第三部番外編 怪異ハンター 桜の木の章 1
桜の木が流行りなのかと思い、勝手に書いてみました、
まるで仕留めた猪のように手足を棒に縛られて運ばれてオリジナルユウキ達は元の世界のある時代で止まった。
そこは古きアメリカのイギリス調の屋敷のようだった。
かなり荒れていて、人がしばらく住んでいないようだった。
「え? こんなところで母さんが待ってるのか? 」
親父が動揺して騒ぐ。
「違うよ。流石に次元を超えて、さらに時間を超えるのは大変だから、一旦、ここで休んでもう一度時間を移動するつもり」
ミツキがそう答えた。
「どこよ。ここ」
「さあ、アメリカの独立前だと思うけど」
オリジナルユウキの言葉にアイが答えた。
いつの間にか、アイ達の力のおかげでオリジナルユウキも他の皆も当時のアメリカのパリッとしたスーツとドレスを着た服装に変わった。
「アメリカかぁ」
そうスカーフェイスがかっての母国を思い出して呟いた。
「まあ、逃げれないようにしとくけど、手足の方は外したげる」
そうミツキが言いながら、金で出来た腕輪を俺と親父と光の創造主の左手につけた。
「何、これ? 」
「ああ、母さん達が作った呪具だよ。これで時間移動とか出来ないから」
親父がミツキに言われて不貞腐れた。
「あれ? 龍女さんとか麟女さんは? 」
「お義母様に言われて先に行って待ってると思いますが」
ゼブがそう答えた。
「マジか」
オリジナルユウキが嫌な顔をした。
「正座じゃあ済みそうにないなぁ」
親父がトホホって顔で呟いた。
「それにしても、腹が減ったな」
そう光の創造主が呟いた。
「いや、別にお父さんは食べなくても大丈夫でしょ」
アイがそう突っ込んだ。
「いや、うまいもんは食べたいからな。食べなくても生きていけるとしても」
そう光の創造主が愚痴った。
「この屋敷って誰かいるの? 」
「いや、そちらの世界にお兄ちゃんを追いかけに行く前にしばらく居たんだけど、その時は誰もいなかったと思う」
そうミツキが笑った。
「何だ? インディアンか? それにしたら白人が一緒だが? 」
そう、マスケット銃を構えて若い男が降りてきた。
地味なシャツとスーツを着た男だが、育ちは良いようだった。
「いや、日本人だが? 」
オリジナルユウキがそう答えた。
オリジナルユウキとミツキと親父は日本人だが、アイ、ミク、ゼブ、光の創造主とスカーフェイスは白人の姿だったから、向こうが困惑したらしい。
「日本? どこだ? 」
そのライフルを構えたアメリカ人が困惑していた。
「いや、東洋だが」
オリジナルユウキが困ったような顔をした。
「私の友人ですよ」
そう孔明が現れて笑った。
だが、孔明はしれっと銀髪の白人顔に変わっていた。
服の方も、あの時代の貴族が着る金糸のスーツになっている。
「ちょ! 何だ! その姿は! 」
オリジナルユウキが突っ込んだ。
「いやいや、この時代は有色人種が差別されてた時代ですよ。黄色人種でいるとか無茶ですから」
「こ、こいつ……」
オリジナルユウキが呆れた。
「まあ、白人に変われば良いんじゃない? 」
「いや、今はまずいだろ」
ミツキが簡単に言ったので親父が止めた。
元々、オリジナルユウキもミツキも親父も白人系の姿も出来るのだが、見てる前で変わるのはあまりにも不審過ぎるからだろう。
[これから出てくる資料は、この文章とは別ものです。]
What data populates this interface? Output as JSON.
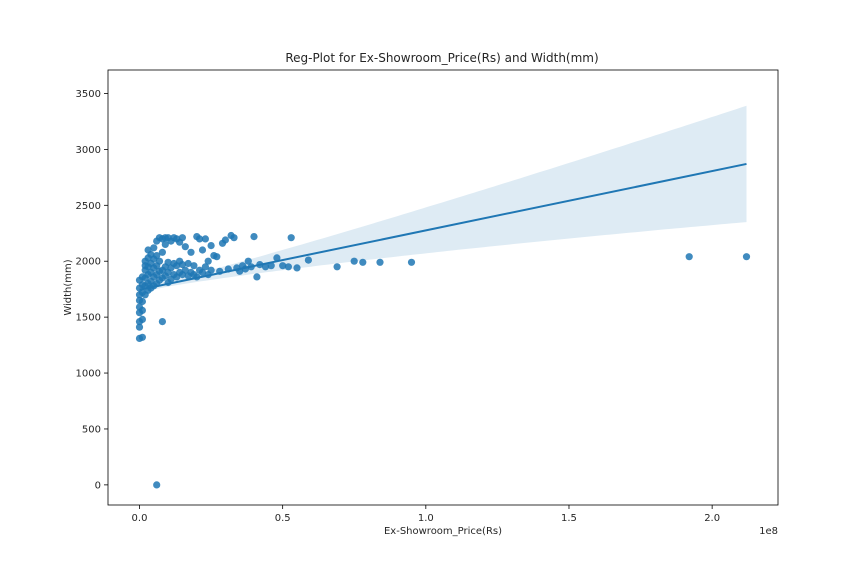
{
  "chart_data": {
    "type": "scatter",
    "title": "Reg-Plot for Ex-Showroom_Price(Rs) and Width(mm)",
    "xlabel": "Ex-Showroom_Price(Rs)",
    "ylabel": "Width(mm)",
    "x_offset_label": "1e8",
    "xlim": [
      -0.11,
      2.23
    ],
    "ylim": [
      -180,
      3710
    ],
    "x_ticks": [
      0.0,
      0.5,
      1.0,
      1.5,
      2.0
    ],
    "x_tick_labels": [
      "0.0",
      "0.5",
      "1.0",
      "1.5",
      "2.0"
    ],
    "y_ticks": [
      0,
      500,
      1000,
      1500,
      2000,
      2500,
      3000,
      3500
    ],
    "y_tick_labels": [
      "0",
      "500",
      "1000",
      "1500",
      "2000",
      "2500",
      "3000",
      "3500"
    ],
    "grid": false,
    "colors": {
      "points": "#1f77b4",
      "line": "#1f77b4",
      "band": "#1f77b4"
    },
    "regression": {
      "x": [
        0.0,
        2.12
      ],
      "y": [
        1745,
        2870
      ],
      "ci_lower": [
        1720,
        2530
      ],
      "ci_upper": [
        1770,
        3570
      ],
      "center_x": 0.1,
      "center_y": 1815
    },
    "points": {
      "x": [
        0.0,
        0.0,
        0.0,
        0.0,
        0.0,
        0.0,
        0.0,
        0.0,
        0.0,
        0.01,
        0.01,
        0.01,
        0.01,
        0.01,
        0.01,
        0.01,
        0.02,
        0.02,
        0.02,
        0.02,
        0.02,
        0.02,
        0.03,
        0.03,
        0.03,
        0.03,
        0.03,
        0.03,
        0.04,
        0.04,
        0.04,
        0.04,
        0.04,
        0.05,
        0.05,
        0.05,
        0.05,
        0.05,
        0.06,
        0.06,
        0.06,
        0.06,
        0.06,
        0.07,
        0.07,
        0.07,
        0.07,
        0.08,
        0.08,
        0.08,
        0.08,
        0.09,
        0.09,
        0.09,
        0.09,
        0.1,
        0.1,
        0.1,
        0.1,
        0.11,
        0.11,
        0.11,
        0.12,
        0.12,
        0.12,
        0.13,
        0.13,
        0.13,
        0.14,
        0.14,
        0.14,
        0.15,
        0.15,
        0.15,
        0.16,
        0.16,
        0.17,
        0.17,
        0.18,
        0.18,
        0.19,
        0.19,
        0.2,
        0.2,
        0.21,
        0.21,
        0.22,
        0.22,
        0.23,
        0.23,
        0.24,
        0.24,
        0.25,
        0.25,
        0.26,
        0.27,
        0.28,
        0.29,
        0.3,
        0.31,
        0.32,
        0.33,
        0.34,
        0.35,
        0.36,
        0.37,
        0.38,
        0.39,
        0.4,
        0.41,
        0.42,
        0.44,
        0.46,
        0.48,
        0.5,
        0.52,
        0.53,
        0.55,
        0.59,
        0.69,
        0.75,
        0.78,
        0.84,
        0.95,
        1.92,
        2.12,
        0.06,
        0.08
      ],
      "y": [
        1310,
        1410,
        1460,
        1540,
        1590,
        1650,
        1700,
        1760,
        1830,
        1320,
        1480,
        1560,
        1640,
        1720,
        1790,
        1860,
        1700,
        1780,
        1850,
        1920,
        1960,
        2000,
        1740,
        1800,
        1880,
        1950,
        2030,
        2100,
        1760,
        1820,
        1900,
        1980,
        2060,
        1780,
        1860,
        1940,
        2020,
        2120,
        1800,
        1880,
        1960,
        2050,
        2180,
        1830,
        1910,
        2000,
        2210,
        1850,
        1920,
        2080,
        2200,
        1870,
        1950,
        2150,
        2210,
        1810,
        1900,
        1990,
        2210,
        1840,
        1940,
        2180,
        1880,
        1980,
        2210,
        1860,
        1960,
        2200,
        1900,
        2000,
        2170,
        1880,
        1970,
        2210,
        1920,
        2130,
        1870,
        1980,
        1900,
        2080,
        1880,
        1960,
        1860,
        2220,
        1920,
        2200,
        1900,
        2100,
        1950,
        2200,
        1880,
        2000,
        1920,
        2140,
        2050,
        2040,
        1910,
        2160,
        2190,
        1930,
        2230,
        2210,
        1940,
        1910,
        1960,
        1930,
        2000,
        1950,
        2220,
        1860,
        1970,
        1950,
        1960,
        2030,
        1960,
        1950,
        2210,
        1940,
        2010,
        1950,
        2000,
        1990,
        1990,
        1990,
        2040,
        2040,
        0,
        1460
      ]
    }
  }
}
「まあ、インディアンじゃないなら良いや。私の名前はローレンス・ウォシントン」
「ローレンス……ウォシントン? 」
スカーフェイスがその青年を見て微妙な顔をした。
そして、その背後から10歳前後の男の子が出て来た。
無口で大人しそうだ。
「この子は弟のジョージだ」
そうローレンスが笑った。
「ジョージ? ジョージ・ウォシントン? 」
スカーフェイスが素っ頓狂な声をあげた。
「? 弟を知っているのか? 」
「あ、いや、他人の空似だ」
スカーフェイスが焦って答えた。
「誰だった? 」
そう同じようなスーツを着た若い男と中年の男が降りてきた。
その陰から老夫婦がのぞき込んでいる。
「これは? 」
光の創造主が聞いた。
「いや、馬車がインディアンに襲撃されて、逃げているうちに壊れてしまってな。ちょうど、ここで休ませてもらってるんじゃ」
老夫婦の旦那さんの方はそう笑った。